8. Right to Object and Complaints
The Data Subjects are encouraged to make immediate contact with the Responsible Party Information Officer at any time if he/she/it is not comfortable or satisfied with the way the Responsible Party is processing the Data Subject’s Personal Information. On receipt of the Data Subject’s objection the Responsible Party will place a hold on any further processing until the cause of the objection has been resolved. If the Data Subject is not satisfied with such process, the Data Subject has the right to lodge a complaint with the Information Regulator.
9. Accuracy of Information and Onus
POPI requires that all the Data Subject’s Personal Information and related details as supplied, are complete, accurate and up-to-date.

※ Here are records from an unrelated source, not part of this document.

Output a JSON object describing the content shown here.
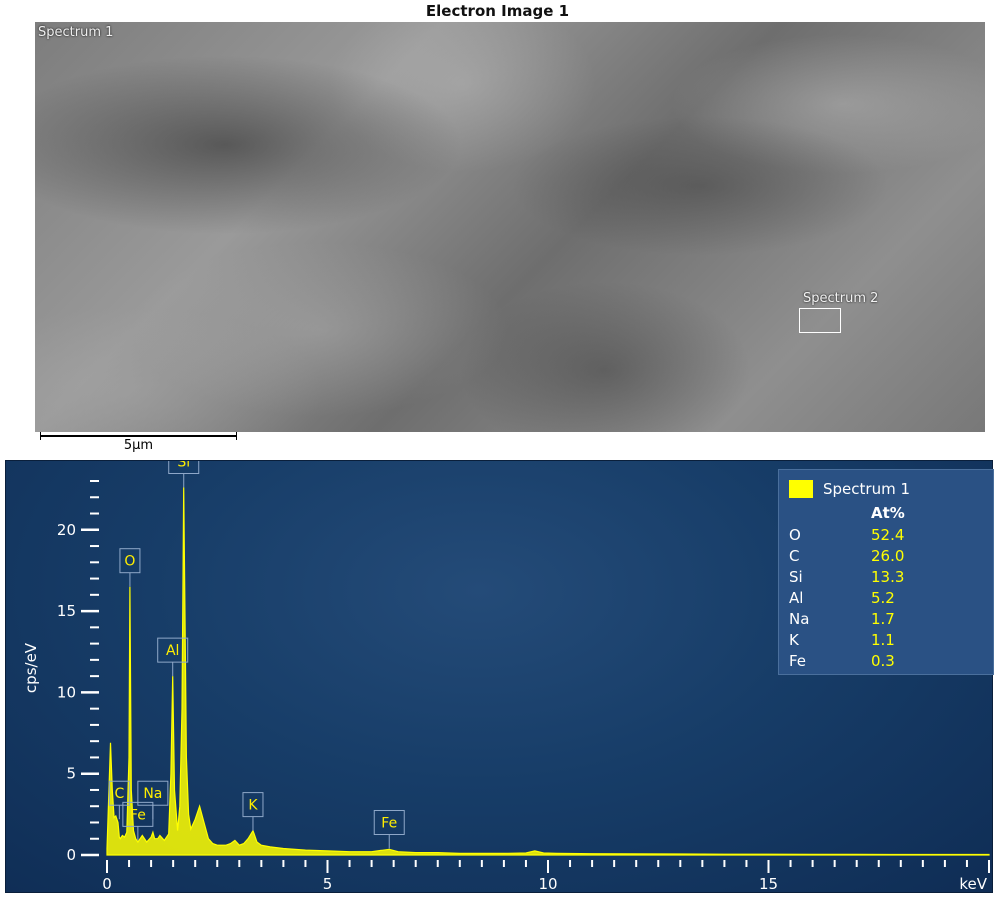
{
  "sem": {
    "title": "Electron Image 1",
    "spectrum1_label": "Spectrum 1",
    "spectrum2_label": "Spectrum 2",
    "scalebar_label": "5µm"
  },
  "chart_data": {
    "type": "line",
    "title": "",
    "xlabel": "keV",
    "ylabel": "cps/eV",
    "xlim": [
      0,
      20
    ],
    "ylim": [
      0,
      23
    ],
    "x_ticks": [
      0,
      5,
      10,
      15
    ],
    "y_ticks": [
      0,
      5,
      10,
      15,
      20
    ],
    "series": [
      {
        "name": "Spectrum 1",
        "color": "#ffff00",
        "x": [
          0.0,
          0.08,
          0.12,
          0.16,
          0.2,
          0.25,
          0.28,
          0.3,
          0.35,
          0.4,
          0.45,
          0.5,
          0.52,
          0.55,
          0.6,
          0.65,
          0.7,
          0.75,
          0.8,
          0.9,
          1.0,
          1.04,
          1.08,
          1.15,
          1.2,
          1.3,
          1.4,
          1.45,
          1.49,
          1.53,
          1.6,
          1.65,
          1.7,
          1.74,
          1.8,
          1.85,
          1.9,
          2.0,
          2.1,
          2.2,
          2.3,
          2.4,
          2.5,
          2.6,
          2.7,
          2.8,
          2.9,
          3.0,
          3.1,
          3.2,
          3.31,
          3.4,
          3.5,
          3.7,
          4.0,
          4.5,
          5.0,
          5.5,
          6.0,
          6.4,
          6.6,
          7.0,
          7.5,
          8.0,
          8.5,
          9.0,
          9.5,
          9.7,
          9.9,
          10.2,
          11.0,
          12.0,
          13.0,
          14.0,
          15.0,
          16.0,
          17.0,
          18.0,
          19.0,
          20.0
        ],
        "values": [
          0.4,
          6.9,
          4.0,
          2.3,
          2.4,
          2.0,
          1.1,
          1.0,
          1.2,
          1.1,
          1.4,
          6.0,
          16.5,
          4.0,
          1.5,
          1.0,
          0.8,
          1.0,
          1.2,
          0.8,
          1.1,
          1.4,
          1.0,
          1.0,
          1.2,
          0.9,
          1.3,
          5.0,
          11.0,
          4.0,
          1.5,
          3.0,
          9.0,
          22.6,
          6.0,
          2.5,
          1.6,
          2.2,
          3.0,
          2.0,
          1.0,
          0.7,
          0.6,
          0.6,
          0.6,
          0.7,
          0.9,
          0.6,
          0.7,
          1.0,
          1.5,
          0.8,
          0.6,
          0.5,
          0.4,
          0.3,
          0.25,
          0.2,
          0.2,
          0.35,
          0.2,
          0.15,
          0.15,
          0.1,
          0.1,
          0.1,
          0.12,
          0.25,
          0.12,
          0.1,
          0.08,
          0.07,
          0.06,
          0.05,
          0.05,
          0.04,
          0.04,
          0.03,
          0.03,
          0.03
        ]
      }
    ],
    "peaks": [
      {
        "label": "Si",
        "x": 1.74,
        "y_label": 22.6
      },
      {
        "label": "O",
        "x": 0.52,
        "y_label": 16.5
      },
      {
        "label": "Al",
        "x": 1.49,
        "y_label": 11.0
      },
      {
        "label": "C",
        "x": 0.28,
        "y_label": 2.2
      },
      {
        "label": "Na",
        "x": 1.04,
        "y_label": 2.2
      },
      {
        "label": "Fe",
        "x": 0.7,
        "y_label": 0.9
      },
      {
        "label": "K",
        "x": 3.31,
        "y_label": 1.5
      },
      {
        "label": "Fe",
        "x": 6.4,
        "y_label": 0.4
      }
    ],
    "legend": {
      "position": "top-right",
      "header": "At%",
      "rows": [
        {
          "element": "O",
          "value": "52.4"
        },
        {
          "element": "C",
          "value": "26.0"
        },
        {
          "element": "Si",
          "value": "13.3"
        },
        {
          "element": "Al",
          "value": "5.2"
        },
        {
          "element": "Na",
          "value": "1.7"
        },
        {
          "element": "K",
          "value": "1.1"
        },
        {
          "element": "Fe",
          "value": "0.3"
        }
      ]
    }
  }
}
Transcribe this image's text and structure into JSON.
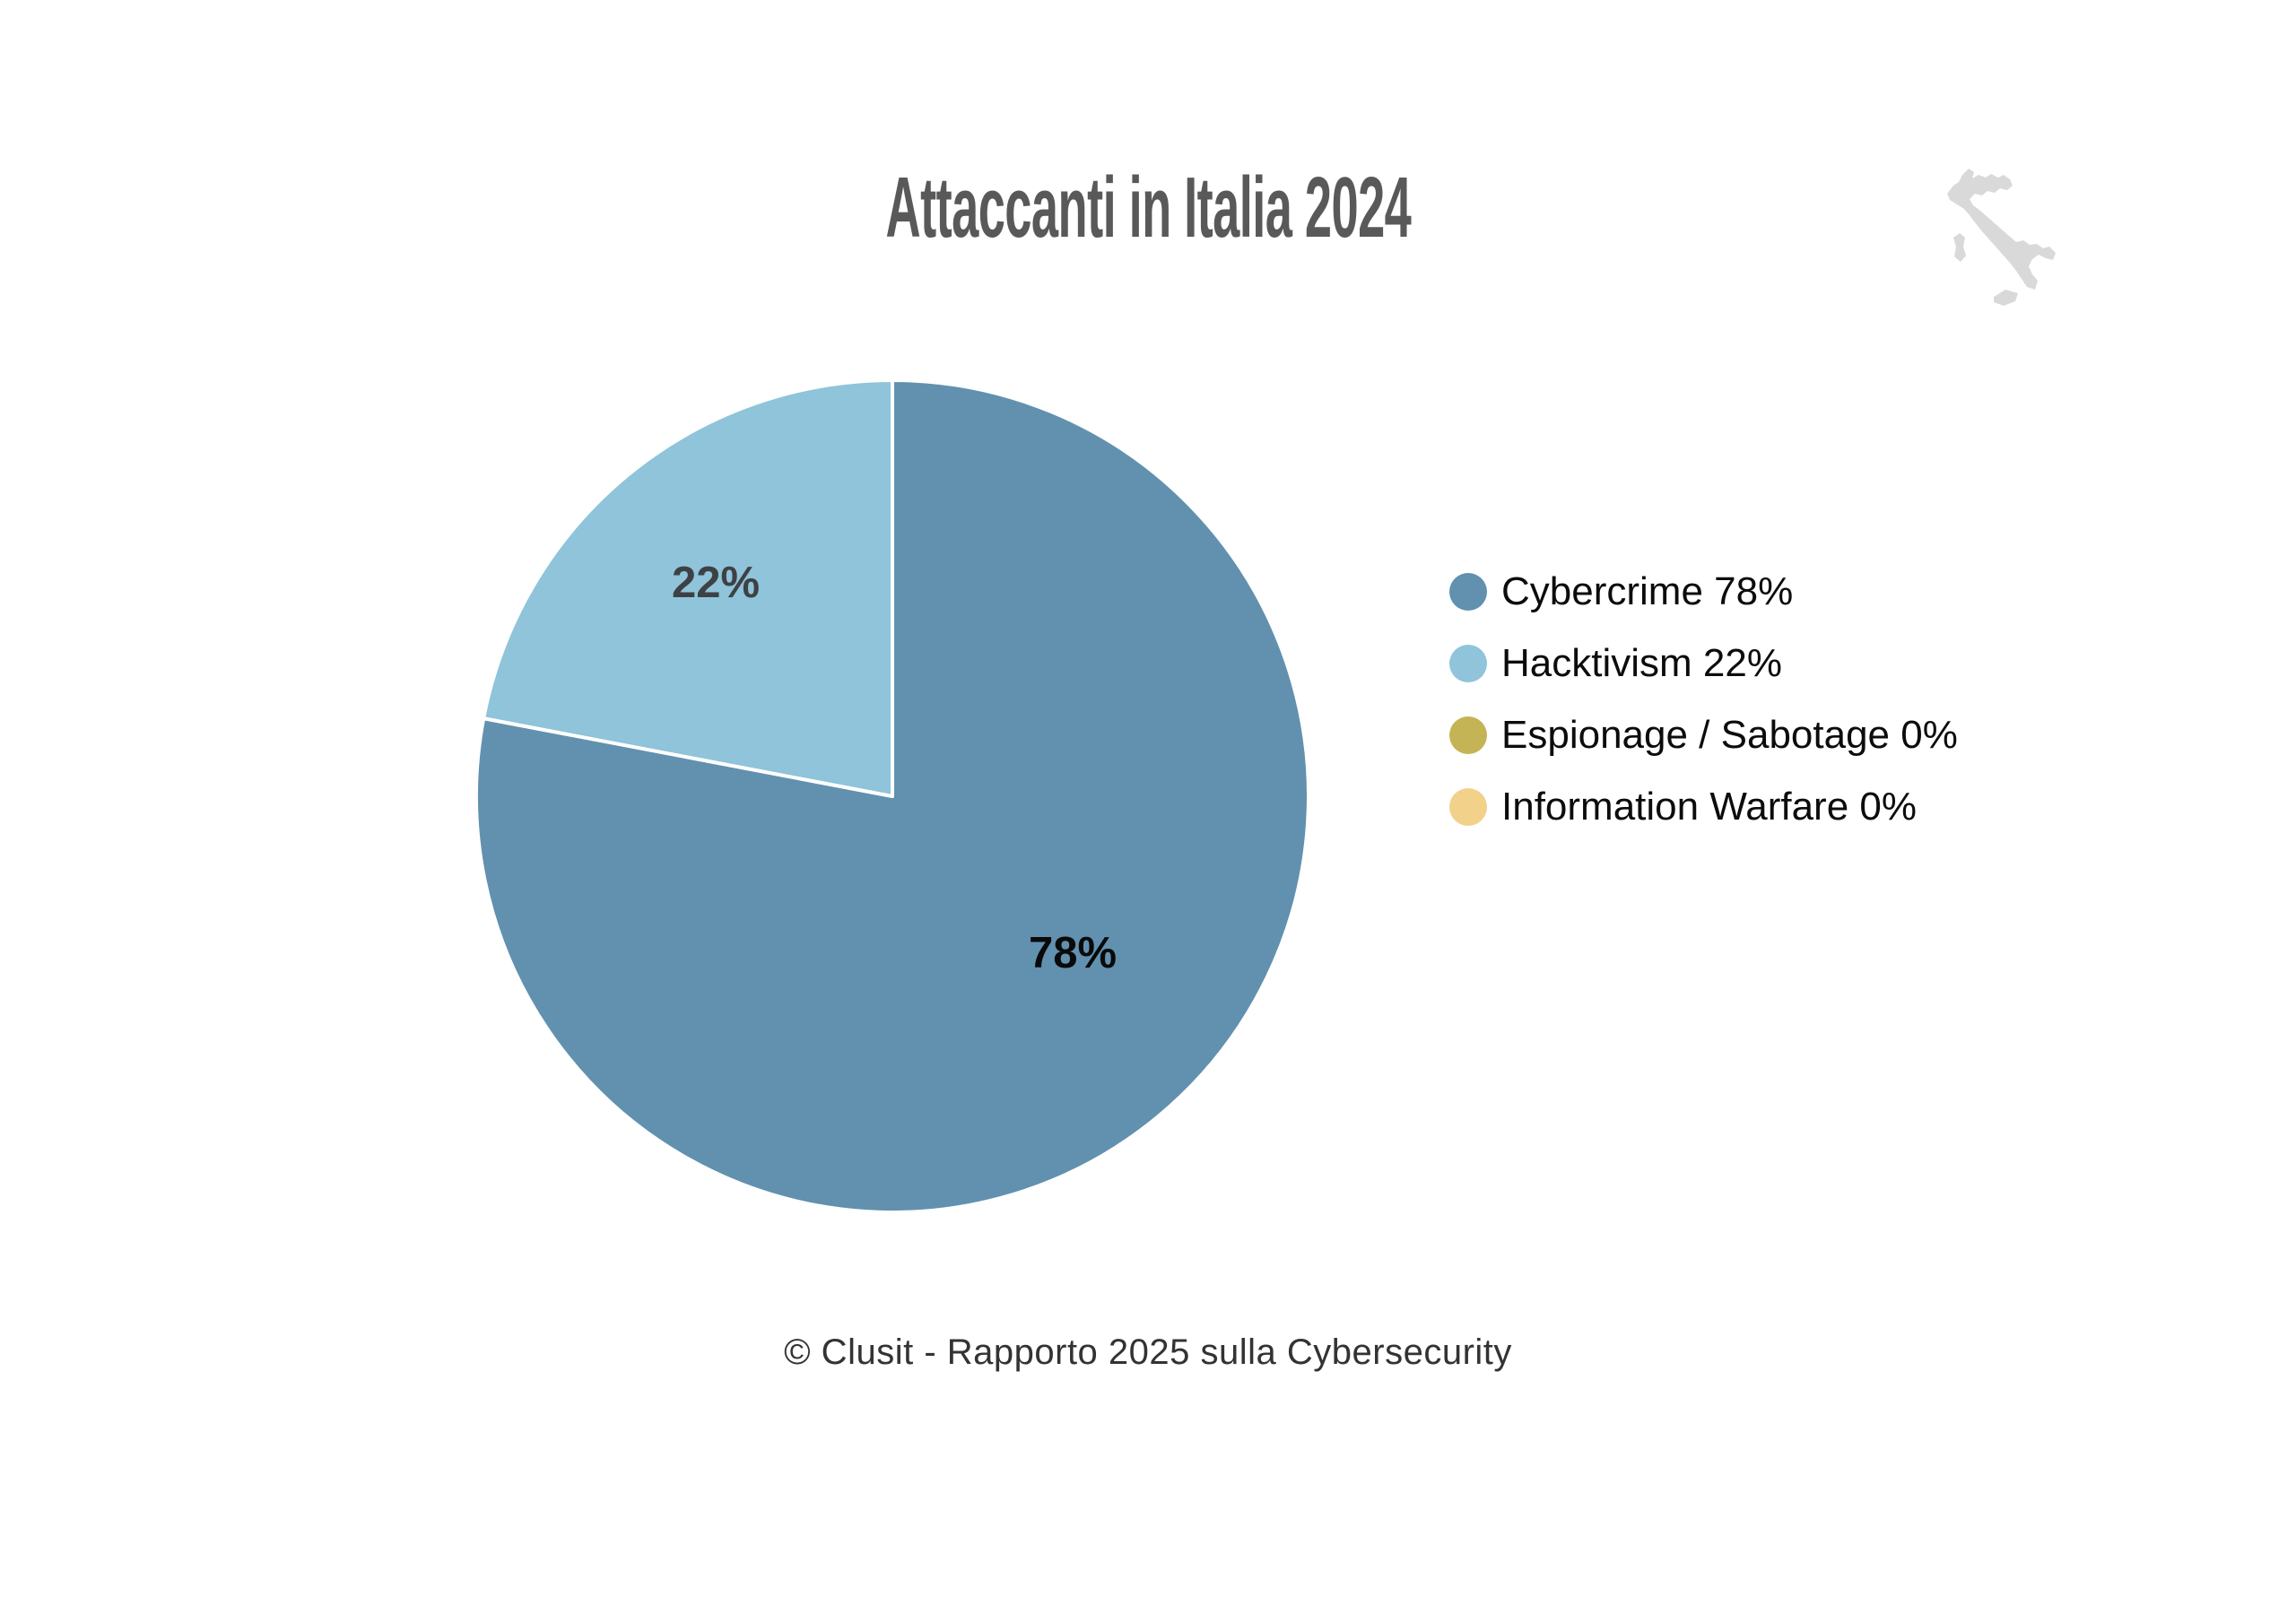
{
  "page": {
    "background_color": "#ffffff",
    "title_color": "#595959",
    "footer": "© Clusit - Rapporto 2025 sulla Cybersecurity",
    "footer_color": "#333333"
  },
  "italy_map": {
    "icon": "italy-silhouette",
    "color": "#d9d9d9"
  },
  "chart_data": {
    "type": "pie",
    "title": "Attaccanti in Italia 2024",
    "start_angle_deg": 0,
    "direction": "clockwise",
    "legend_position": "right",
    "slice_border_color": "#ffffff",
    "legend_text_color": "#0c0c0c",
    "series": [
      {
        "name": "Cybercrime",
        "value": 78,
        "color": "#6191af",
        "slice_label": "78%",
        "slice_label_color": "#0a0a0a"
      },
      {
        "name": "Hacktivism",
        "value": 22,
        "color": "#8fc4da",
        "slice_label": "22%",
        "slice_label_color": "#3e4144"
      },
      {
        "name": "Espionage / Sabotage",
        "value": 0,
        "color": "#c4b455",
        "slice_label": "",
        "slice_label_color": "#3e4144"
      },
      {
        "name": "Information Warfare",
        "value": 0,
        "color": "#f2d18a",
        "slice_label": "",
        "slice_label_color": "#3e4144"
      }
    ],
    "legend": [
      {
        "label": "Cybercrime 78%",
        "color": "#6191af"
      },
      {
        "label": "Hacktivism 22%",
        "color": "#8fc4da"
      },
      {
        "label": "Espionage / Sabotage 0%",
        "color": "#c4b455"
      },
      {
        "label": "Information Warfare 0%",
        "color": "#f2d18a"
      }
    ]
  }
}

While the Responsible Party will always use its best endeavours to ensure that the Data Subject’s Personal Information is reliable, it will be the Data Subject’s responsibility to advise the Responsible Party of any changes to the Data Subject’s Personal Information, as and when these may occur.
10. Access to the Information by the Data Subject
The Data Subject has the right at any time to request the Responsible Party to provide the Data Subject with details of his/her/its Personal Information which the RESPONSIBLE PARTY holds and/or the purpose for which it has been used provided that such request is made using the standard section 51 Responsible Party PAIA process, which procedure can be accessed by downloading and completing the standard request for information form, kept in the Responsible Party’s section 51 PAIA Manual, which can be found on the Responsible Party’s website at: www.payshyft.com or by firstname.lastname@example.org.
11. Amendments and Binding on Successors in Title
- The Responsible Party reserves the right to amend this Informed Consent Notice from time to time.
- The rights and obligations of the parties under this Informed Consent Notice will be binding on, and will be of the benefit to, each of the parties’ successors in title and/or assigns where applicable.
12. Declaration and Informed Consent
The Data Subject confirm that the Data Subject’s Personal Information, provided is accurate, up-to-date, not misleading and is complete in all respects, save where same may change and then in such an event, the Data Subject undertakes to advise the Responsible Party or its Operator(s) of these changes.
The Data Subject, in providing the required Personal Information to the Responsible Party and/or to its Operator, consents and gives the Responsible Party permission to process and further process the Data Subject’s Personal Information as and where required and acknowledge that the Data Subject understand the purposes for which the Personal Information is required and for which it will be used.
Should any of the Personal Information which has been provided by the Data Subject concern to a legal entity whom I represent, I confirm that I have the necessary authority to act on behalf of such legal entity/Data Subject and that I have the right to provide the Personal Information and/or the required consent to use said Personal Information, on behalf of the legal entity.
Should any of the Personal Information belong to any of my dependants and/or beneficiaries who are under age, I in my capacity as their legal guardian and competent person give the Responsible Party the appropriate authorisation to process their Personal Information for the purposes for which these details were given.